CTIConnect: A Benchmark for Retrieval-Augmented LLMs over Heterogeneous Cyber Threat Intelligence

Cyber Threat Intelligence (CTI) is foundational to modern cybersecurity, enabling organizations to proactively defend against evolving threats. However, the sheer volume and heterogeneity of CTI data, spanning structured knowledge bases (CVE, CWE, CAPEC, MITRE ATT&CK) and unstructured threat reports, far exceed the capacity of manual analysis. The strong contextual understanding and reasoning of Large Language Models (LLMs) have driven growing interest in applying them to CTI tasks. Yet no existing benchmark evaluates LLMs in a retrieval-augmented setting with a proper evaluation harness that grants access to the heterogeneous domain knowledge sources analysts rely on in practice. To address this gap, we present CTIConnect, a benchmark for systematically evaluating retrieval-augmented LLMs across the CTI task landscape. We construct a unified evaluation environment integrating five heterogeneous CTI sources into 1,860 expert-verified QA pairs spanning nine tasks across three categories: Entity Linking, Multi-Document Synthesis, and Entity Attribution. Extensive experiments on ten state-of-the-art LLMs reveal that the cross-source semantic gap manifests differently across task categories, demanding fundamentally different retrieval strategies, and that the performance bottleneck shifts between retrieval infrastructure and evidence utilization depending on the task. Our domain-specific strategies further outperform stronger general-purpose retrieval paradigms (retrieve-then-rerank, IRCoT), showing that closing this gap requires structural interventions rather than generic retrieval improvements. These findings hold across all ten LLMs, remain consistent on the full benchmark, and stay stable under temporal splits spanning 2008-2025. Together, they provide actionable guidance for designing scalable retrieval architectures over heterogeneous CTI ecosystems.
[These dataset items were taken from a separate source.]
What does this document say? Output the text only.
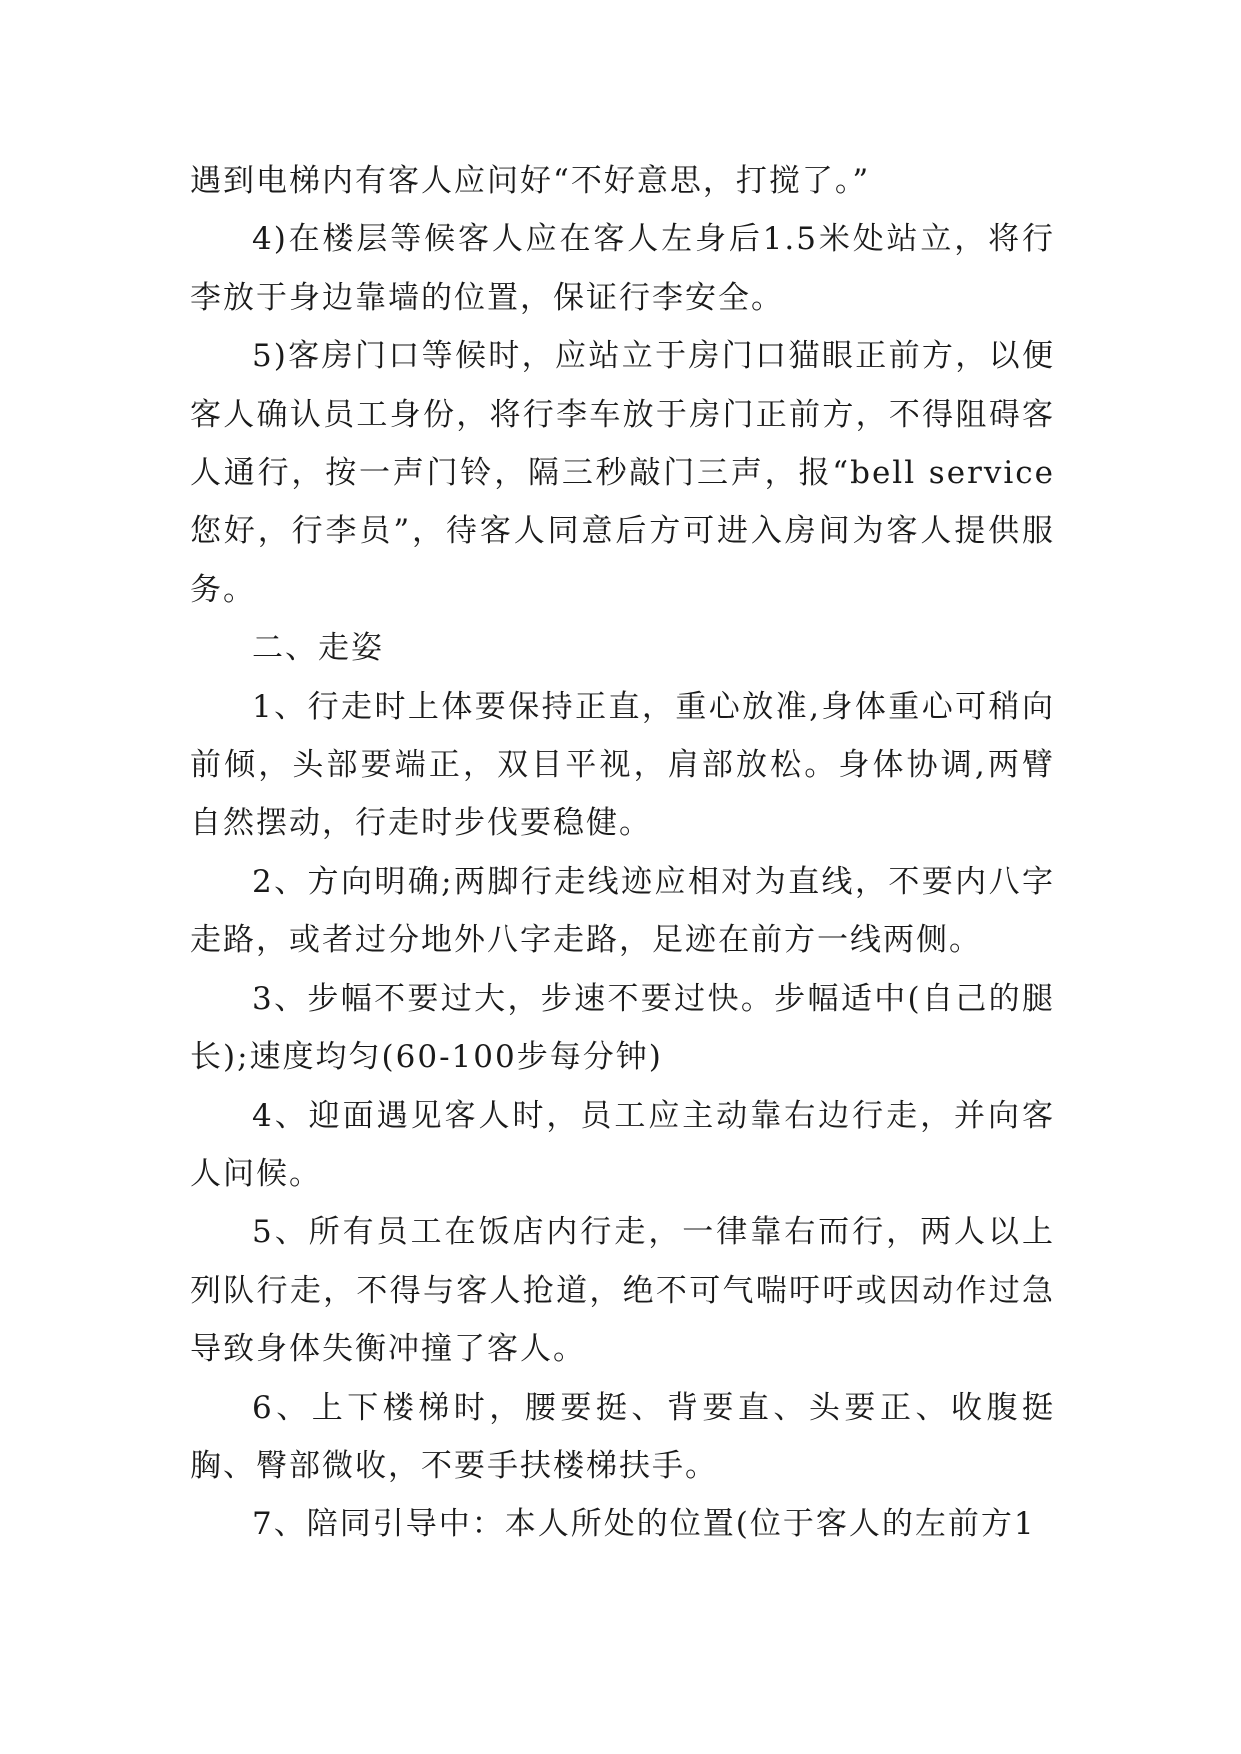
遇到电梯内有客人应问好“不好意思，打搅了。”

4)在楼层等候客人应在客人左身后1.5米处站立，将行李放于身边靠墙的位置，保证行李安全。

5)客房门口等候时，应站立于房门口猫眼正前方，以便客人确认员工身份，将行李车放于房门正前方，不得阻碍客人通行，按一声门铃，隔三秒敲门三声，报“bell service您好，行李员”，待客人同意后方可进入房间为客人提供服务。

二、走姿

1、行走时上体要保持正直，重心放准,身体重心可稍向前倾，头部要端正，双目平视，肩部放松。身体协调,两臂自然摆动，行走时步伐要稳健。

2、方向明确;两脚行走线迹应相对为直线，不要内八字走路，或者过分地外八字走路，足迹在前方一线两侧。

3、步幅不要过大，步速不要过快。步幅适中(自己的腿长);速度均匀(60-100步每分钟)

4、迎面遇见客人时，员工应主动靠右边行走，并向客人问候。

5、所有员工在饭店内行走，一律靠右而行，两人以上列队行走，不得与客人抢道，绝不可气喘吁吁或因动作过急导致身体失衡冲撞了客人。

6、上下楼梯时，腰要挺、背要直、头要正、收腹挺胸、臀部微收，不要手扶楼梯扶手。

7、陪同引导中：本人所处的位置(位于客人的左前方1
翻译：网络威胁情报（CTI）是现代网络安全的基石，能够帮助组织主动防御不断演变的威胁。然而，CTI数据在数量上的庞大性与来源上的异构性——涵盖结构化知识库（如CVE、CWE、CAPEC、MITRE ATT&CK）与非结构化威胁报告——远超人工分析的处理能力。大语言模型（LLM）凭借其强大的上下文理解与推理能力，推动了将其应用于CTI任务的广泛研究兴趣。然而，现有基准测试未能在检索增强场景下评估LLM，即缺乏一个合适评估框架，使模型能够访问分析师实际工作中依赖的异构领域知识源。为填补这一空白，我们提出CTIConnect——一个系统评估检索增强型LLM在CTI任务全景中表现的基准测试。我们构建了统一评估环境，整合五个异构CTI源，形成包含1860个经专家验证的问答对，覆盖三大类九项任务：实体链接、多文档合成及实体归因。针对十个先进LLM的广泛实验表明，跨源语义差距在不同任务类别中表现各异，需要根本不同的检索策略；任务不同时，性能瓶颈在检索基础设施与证据利用之间转移。我们的领域特定策略进一步优于通用型检索范式（如检索后重排序、IRCoT），表明弥合这一差距需要结构性干预，而非通用检索改进。这些发现对所有十个LLM均成立，在完整基准测试中保持一致，并在覆盖2008-2025年的时间分割下保持稳定。综上，研究结果为设计面向异构CTI生态系统的可扩展检索架构提供了可操作的指导。